The request for bankruptcy of the parent company was made yesterday to the court of first instance in Limburg, which is established in Maastricht. Suspension of payment remains in place for five of the Macintosh group's subsidiaries: Dolcis, Invito, the Hoogenbosch Retail Group, Manfield and Pro Sport. Court authorities have appointed the same administrators, John Huppertz and Ben Meijs, for all the companies.
No such request for protection was filed for the Scapino footwear chain in the Netherlands. Nor has any request been filed for the application of the Continuity of Enterprises Act for the Brantano chain in Belgium. MRF STM, the company that licenses the Steve Madden brand, isn't involved in the proceedings, either.

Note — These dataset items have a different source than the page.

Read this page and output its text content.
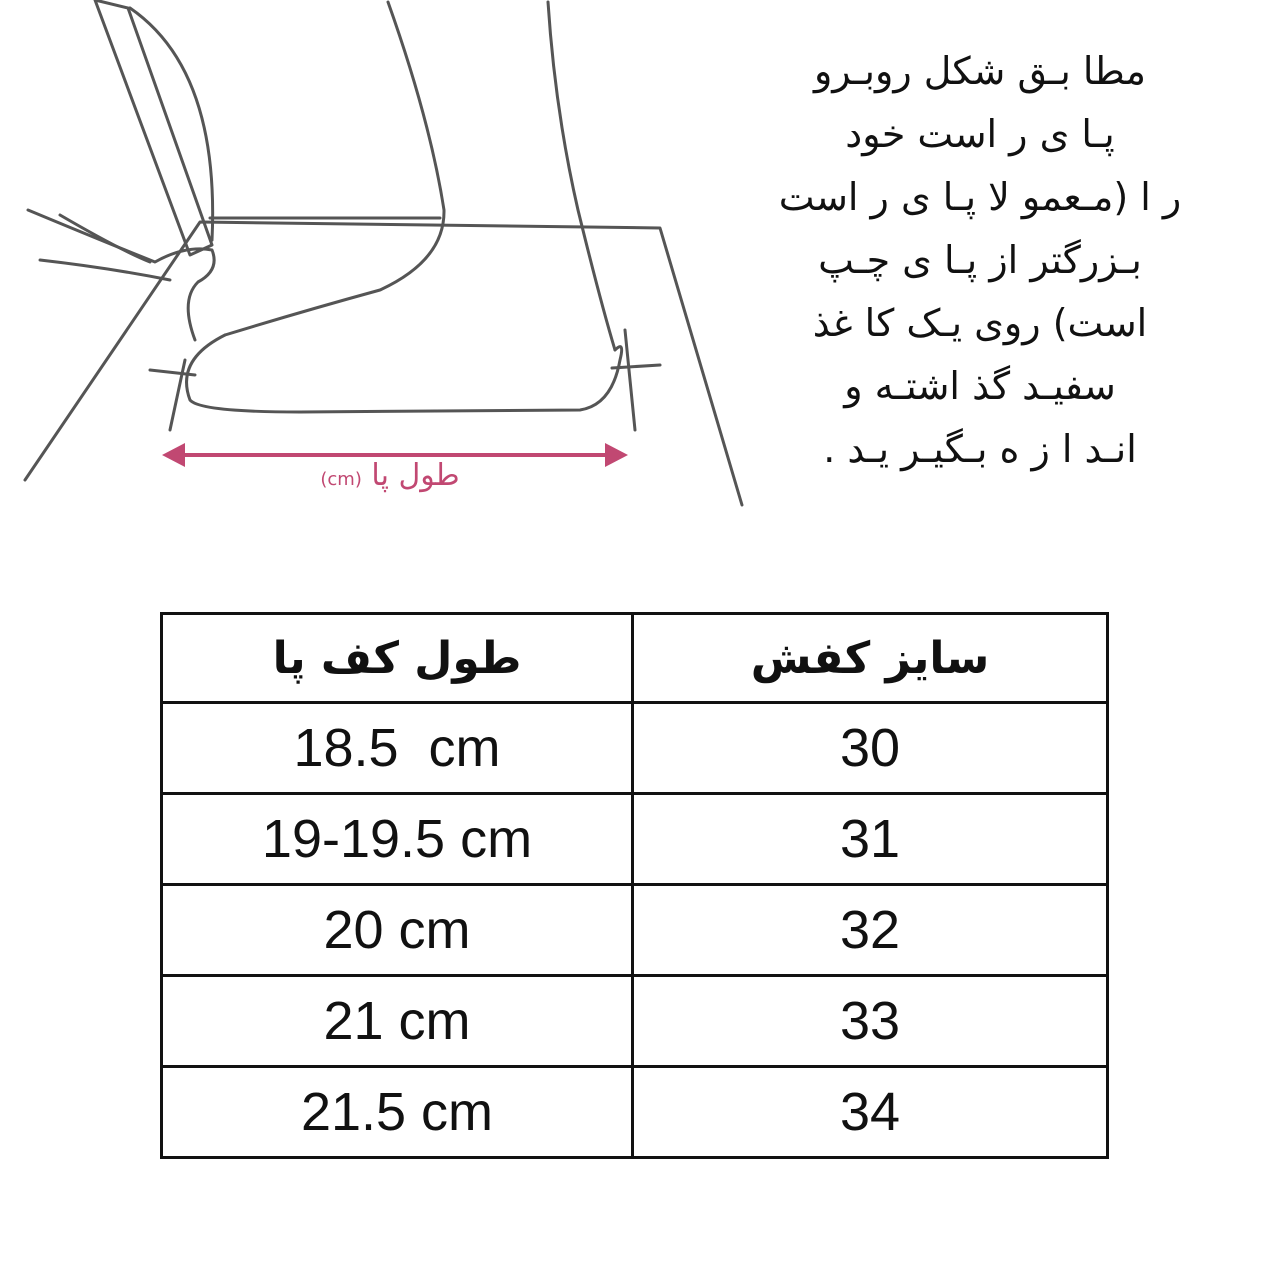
طول پا (cm)
مطا بـق شکل روبـرو
پـا ی ر است خود
ر ا (مـعمو لا پـا ی ر است
بـزرگتر از پـا ی چـپ
است) روی یـک کا غذ
سفیـد گذ اشتـه و
انـد ا ز ه بـگیـر یـد .
طول کف پا	سایز کفش
18.5  cm	30
19-19.5 cm	31
20 cm	32
21 cm	33
21.5 cm	34
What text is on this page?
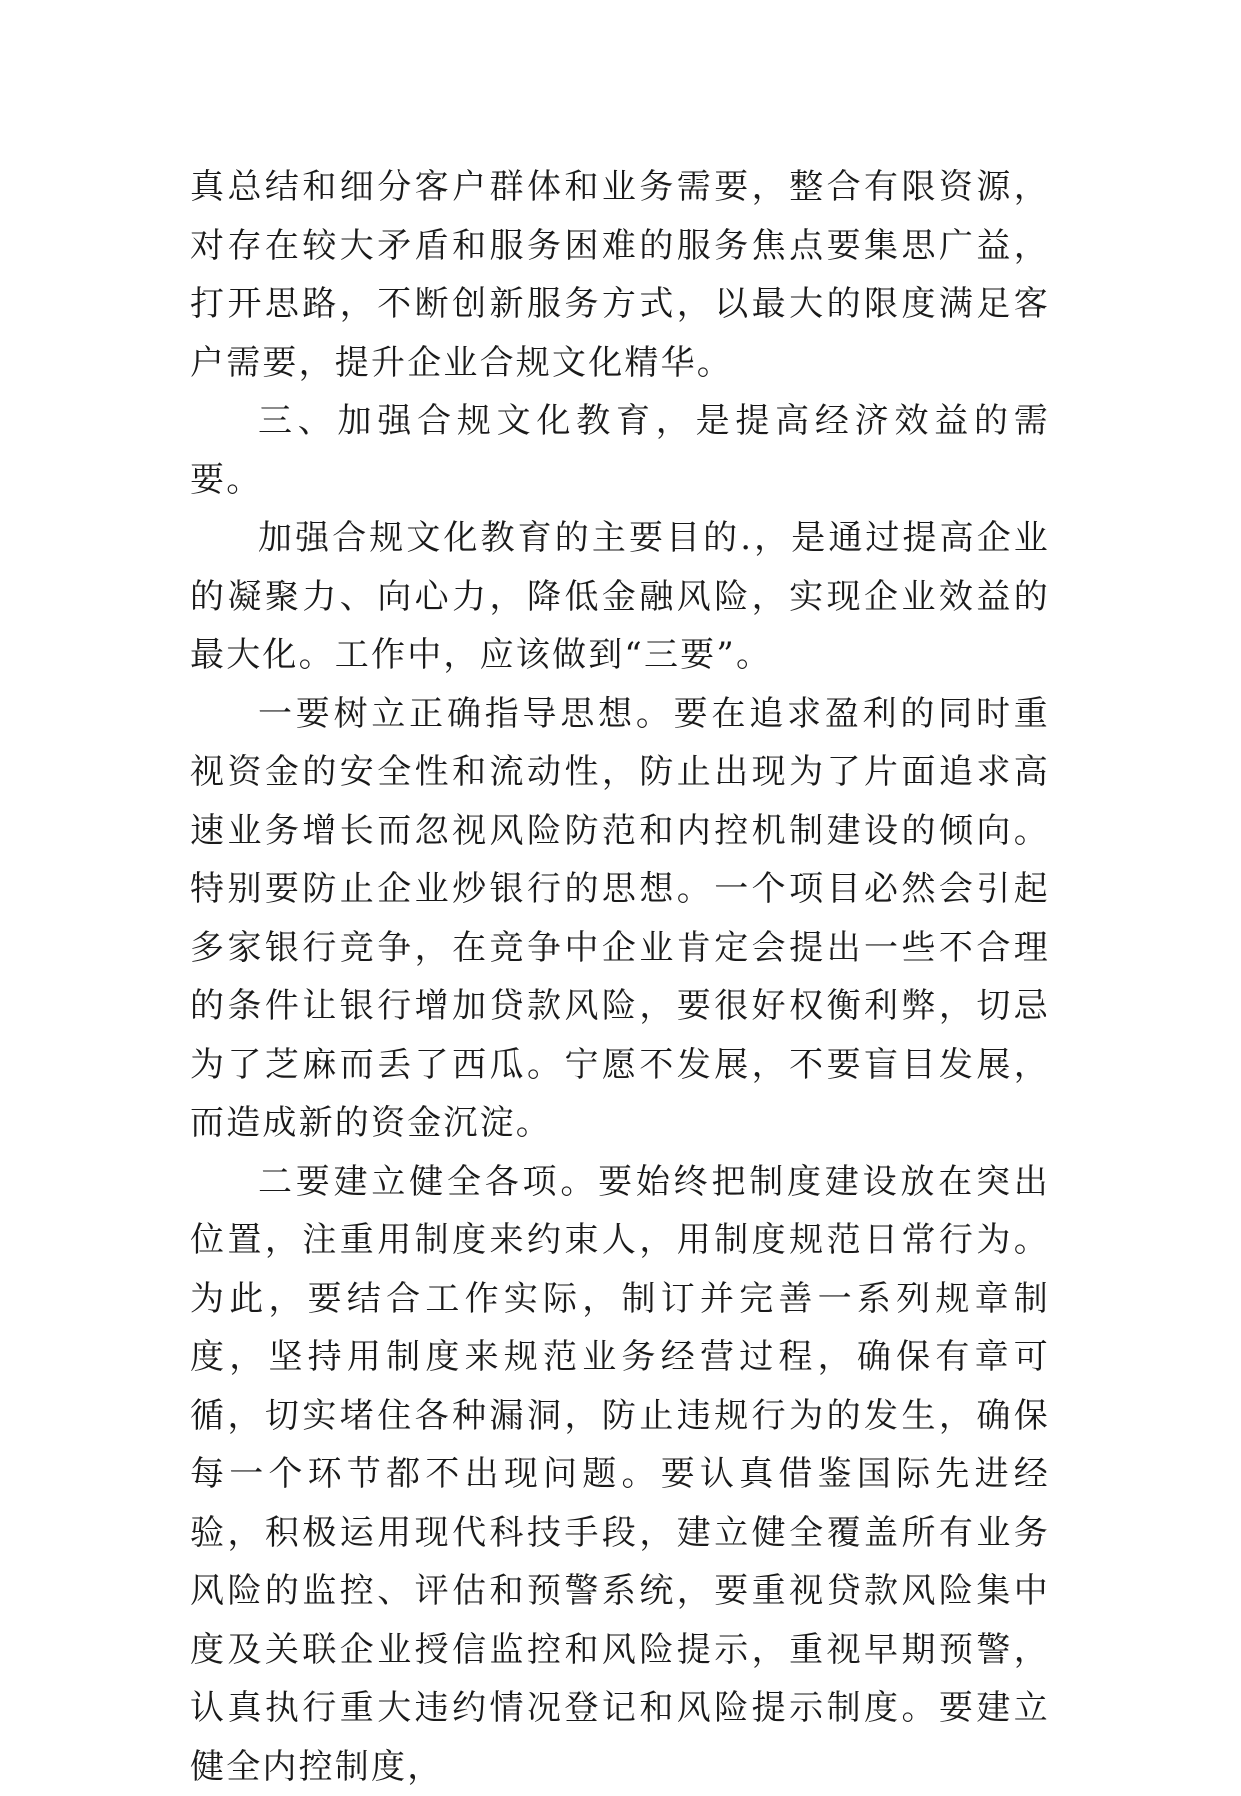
真总结和细分客户群体和业务需要，整合有限资源，对存在较大矛盾和服务困难的服务焦点要集思广益，打开思路，不断创新服务方式，以最大的限度满足客户需要，提升企业合规文化精华。

三、加强合规文化教育，是提高经济效益的需要。

加强合规文化教育的主要目的.，是通过提高企业的凝聚力、向心力，降低金融风险，实现企业效益的最大化。工作中，应该做到“三要”。

一要树立正确指导思想。要在追求盈利的同时重视资金的安全性和流动性，防止出现为了片面追求高速业务增长而忽视风险防范和内控机制建设的倾向。特别要防止企业炒银行的思想。一个项目必然会引起多家银行竞争，在竞争中企业肯定会提出一些不合理的条件让银行增加贷款风险，要很好权衡利弊，切忌为了芝麻而丢了西瓜。宁愿不发展，不要盲目发展，而造成新的资金沉淀。

二要建立健全各项。要始终把制度建设放在突出位置，注重用制度来约束人，用制度规范日常行为。为此，要结合工作实际，制订并完善一系列规章制度，坚持用制度来规范业务经营过程，确保有章可循，切实堵住各种漏洞，防止违规行为的发生，确保每一个环节都不出现问题。要认真借鉴国际先进经验，积极运用现代科技手段，建立健全覆盖所有业务风险的监控、评估和预警系统，要重视贷款风险集中度及关联企业授信监控和风险提示，重视早期预警，认真执行重大违约情况登记和风险提示制度。要建立健全内控制度，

Scapino is a leading player in the Dutch footwear market, with 204 stores around the country. Macintosh's website states that nearly all of them feature an outdoor and sports shop trading as Aktiesport, a relatively price-aggressive sports retailer owned by the Unlimited Sports Group (USG). This Dutch company also owns Perry Sport and Time Out in the Netherlands and Primo in Belgium, and in 2012 it sealed a partnership with Scapino. Brantano is a chain of 139 stores in Belgium and Luxembourg, which was acquired by Macintosh in 2007 and also sells a range of urban sports footwear. Macintosh further includes 32 Pro sport stores selling sneakers in the Netherlands.
Macintosh, which employs the equivalent of about 5,600 full-time staff, reported a loss of €101.6 million on sales of €870.6 million for 2014. The company's situation apparently deteriorated in the last years due to rising costs, as well as the sharp rise of online sales in the footwear market. Earlier this year Macintosh divested footwear stores in the U.K. and other assets, to take advantage of its strong position in the Benelux footwear markets. After improvements in this business in the first three quarters, trading suddenly weakened in November, making it impractical for Macintosh to implement its intended transformation program in the short term.
The Dutch group said in a press release yesterday that all stores remained open and that the receivors, together with the relevant management boards, are exploring all possible scenarios for Macintosh. This includes a sale of the group as a whole or in parts, in the interest of the employees, creditors and other relevant shareholders.
The statement comes after a few turbulent days for the Macintosh group. On Dec. 21, the company said it was in the final phase of exploration of strategic options that it has been considering since the beginning of the year. It pointed out that it was allowing interested parties to conduct due diligence into its business, warning shareholders that they were likely to get a very limited return on the equity.
The next day, however, Macintosh said it had concluded that none of the potential options would result in a viable comprehensive solution for the group's situation. Therefore, the management board and the supervisory group decided to file for suspension of payments, first for the parent company and then for five of its subsidiaries. The group added on Dec. 23 that it was exploring all possible scenarios, including a sale of the whole group or parts of it.